Bored on a Thursday afternoon.
Population: Statista.com
Debt: fiscal data.treasury.gov
Tax Rates: tax foundation.org
Posted by Worried-Rough-338

Bored on a Thursday afternoon.
Population: Statista.com
Debt: fiscal data.treasury.gov
Tax Rates: tax foundation.org
Posted by Worried-Rough-338
13 comments
The answer is probably neither, and I also notice that one of these measures would significantly benefit from being adjusted for inflation.
Profits for billionaires today, and deep debt for future generations tomorrow. That is the GOP plan.
is the debt per capital done with inflation-adjusted dollars?
This is obviously not causal evidence in any way, shape or form – the question itself feels disingenuous.
Maybe include direct links to the data sources rather than just the sites you got them from. That way if someone wants to investigate an aspect of it, they don’t have to start with an easter egg hunt.
As always, this deserves a link to [Spurious Correlations](https://www.tylervigen.com/spurious-correlations).
If you wanted to compare, compare spending in 1950 vs spending in 2020, corrected for inflation. Then use actual intake of funds from the top 1%, not the marginal percentage. There were a lot more loopholes back then. You’ll be able to see where the gulfs between intake and spending start actually growing.

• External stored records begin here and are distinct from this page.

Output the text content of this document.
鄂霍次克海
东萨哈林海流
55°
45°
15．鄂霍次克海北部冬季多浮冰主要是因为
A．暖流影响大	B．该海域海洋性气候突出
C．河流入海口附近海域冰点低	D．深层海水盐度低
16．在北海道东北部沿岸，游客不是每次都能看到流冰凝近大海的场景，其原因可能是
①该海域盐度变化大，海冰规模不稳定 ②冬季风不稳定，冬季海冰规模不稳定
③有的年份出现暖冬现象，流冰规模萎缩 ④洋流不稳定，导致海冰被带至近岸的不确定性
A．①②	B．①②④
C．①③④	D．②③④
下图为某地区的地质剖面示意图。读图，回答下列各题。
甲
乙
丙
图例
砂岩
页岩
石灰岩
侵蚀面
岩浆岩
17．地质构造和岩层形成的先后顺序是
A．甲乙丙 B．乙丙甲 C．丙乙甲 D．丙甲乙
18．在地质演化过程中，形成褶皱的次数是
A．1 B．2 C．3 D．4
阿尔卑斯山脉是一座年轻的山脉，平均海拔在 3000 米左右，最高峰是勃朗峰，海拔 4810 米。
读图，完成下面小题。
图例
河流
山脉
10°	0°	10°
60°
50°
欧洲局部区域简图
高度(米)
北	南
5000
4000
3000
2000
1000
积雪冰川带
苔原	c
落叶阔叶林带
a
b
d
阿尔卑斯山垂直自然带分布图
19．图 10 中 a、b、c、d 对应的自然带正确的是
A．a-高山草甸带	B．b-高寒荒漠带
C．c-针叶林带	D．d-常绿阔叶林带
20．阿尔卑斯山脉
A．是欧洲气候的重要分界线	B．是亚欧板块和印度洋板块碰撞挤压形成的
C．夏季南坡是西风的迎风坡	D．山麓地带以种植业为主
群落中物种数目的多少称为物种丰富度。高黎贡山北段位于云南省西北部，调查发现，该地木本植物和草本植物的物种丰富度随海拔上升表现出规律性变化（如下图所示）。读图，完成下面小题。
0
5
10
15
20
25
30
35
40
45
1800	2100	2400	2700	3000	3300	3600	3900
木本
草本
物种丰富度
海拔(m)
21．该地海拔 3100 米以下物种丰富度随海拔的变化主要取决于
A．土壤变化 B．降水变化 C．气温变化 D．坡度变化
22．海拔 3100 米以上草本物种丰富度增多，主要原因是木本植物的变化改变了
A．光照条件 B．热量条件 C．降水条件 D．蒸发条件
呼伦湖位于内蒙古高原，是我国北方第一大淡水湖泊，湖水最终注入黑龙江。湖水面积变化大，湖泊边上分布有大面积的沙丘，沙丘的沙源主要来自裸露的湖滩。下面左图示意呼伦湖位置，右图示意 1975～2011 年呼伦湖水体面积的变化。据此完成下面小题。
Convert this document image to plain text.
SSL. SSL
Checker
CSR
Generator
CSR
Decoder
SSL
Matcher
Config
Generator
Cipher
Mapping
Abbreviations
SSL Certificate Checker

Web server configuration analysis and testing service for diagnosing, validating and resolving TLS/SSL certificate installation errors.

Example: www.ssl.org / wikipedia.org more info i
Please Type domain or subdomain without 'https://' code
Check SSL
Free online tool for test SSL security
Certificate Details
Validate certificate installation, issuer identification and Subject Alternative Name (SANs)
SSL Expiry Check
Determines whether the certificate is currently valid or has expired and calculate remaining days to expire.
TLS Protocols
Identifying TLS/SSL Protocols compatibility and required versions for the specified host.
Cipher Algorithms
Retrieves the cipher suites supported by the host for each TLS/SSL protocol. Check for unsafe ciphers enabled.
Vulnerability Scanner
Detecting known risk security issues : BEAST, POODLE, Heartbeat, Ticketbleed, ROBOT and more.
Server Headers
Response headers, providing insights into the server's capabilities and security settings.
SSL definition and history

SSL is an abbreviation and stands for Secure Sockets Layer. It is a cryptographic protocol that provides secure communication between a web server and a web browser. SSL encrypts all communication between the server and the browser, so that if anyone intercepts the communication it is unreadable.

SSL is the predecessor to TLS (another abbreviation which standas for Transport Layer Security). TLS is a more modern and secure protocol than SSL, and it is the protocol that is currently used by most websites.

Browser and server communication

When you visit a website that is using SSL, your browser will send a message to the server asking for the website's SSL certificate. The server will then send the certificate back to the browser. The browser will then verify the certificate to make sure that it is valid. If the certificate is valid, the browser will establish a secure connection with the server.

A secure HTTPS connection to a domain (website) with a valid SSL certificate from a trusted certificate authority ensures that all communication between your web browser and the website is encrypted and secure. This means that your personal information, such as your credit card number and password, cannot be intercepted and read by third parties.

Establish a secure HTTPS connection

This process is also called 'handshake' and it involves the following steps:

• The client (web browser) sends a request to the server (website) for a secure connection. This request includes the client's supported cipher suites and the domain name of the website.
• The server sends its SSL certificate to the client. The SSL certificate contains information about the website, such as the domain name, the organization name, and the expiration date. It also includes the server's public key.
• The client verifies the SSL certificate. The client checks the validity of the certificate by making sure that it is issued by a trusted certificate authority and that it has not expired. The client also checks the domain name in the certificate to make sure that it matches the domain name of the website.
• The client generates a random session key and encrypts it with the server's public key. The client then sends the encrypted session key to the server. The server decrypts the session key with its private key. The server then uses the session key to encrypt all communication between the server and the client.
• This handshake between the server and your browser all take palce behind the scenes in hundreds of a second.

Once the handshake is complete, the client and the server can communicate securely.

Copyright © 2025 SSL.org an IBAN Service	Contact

Also, you’re comparing something per capita from right when the baby boom started to when we hit a big population bottleneck. Our population has not had steady growth.
Debt is high because the concept of debt has changed entirely under our current currency/economic system. The US is in high debt, but because of the way modern national debts work for countries like the US, it is almost meaningless. National/international governmental debt doesn’t operate like a normal person’s debt, or even like a business/corporate debt. It’s an entirely different animal, and there is really no current reason why a country like the US needs to be especially concerned about the bulk of the debt they hold. It’s just a number, effectively.
Obv not a direct causation, but the lowering of the top tax rate coincides with the Reagan era.
Not only are the debt numbers misleading, using the top income tax rate on paper is also misleading. Before the reforms in the 80s, rates were higher, but there were more deductions. A much less misleading measure is tax collection as a fraction of GDP, which is far closer to stable over time.
Another factor is that government revenues and expenses work differently than businesses. Yes, governments choose how much to spend, but unlike businesses, they _also_ choose how much revenue to raise and how to raise it. So incurring more debt relative to tax income for a government is more like a business choosing more debt financing relative to raising capital through equity than it is to a business facing falling revenue from operations. It’s a strategic choice with a lot more moving parts than just “who is paying their fair share.”
Oooof, a lot of angry Americans commenting here. Whether there is a correlation or not, the data is interesting to see. Seems like most of American wealth is based on debt they can’t afford. Plenty of downvotes coming my way I’m sure just for not being butthurt about a graph.
Income tax is only one type of tax increase. For example yesterday we saw one of the largest tax increases in decades with tariff tax increases.
It will change spending a ton but wouldn’t be reflected in the data on this chart.
Privatize profits…
Socialize losses…
SMH
We have Public Debt, because we tell people we will pay them interest, risk free. The only reason we sell bonds, at all, is so central banks can maintain a non-zero overnight interest rate, no matter if we have a quadrillion in deficit or a trillion in surplus. They are sold for monetary reasons, not fiscal.
You can get in on the action yourself at [www.treasurydirect.gov](http://www.treasurydirect.gov)
Therefore, they are obviously not correlated or causative.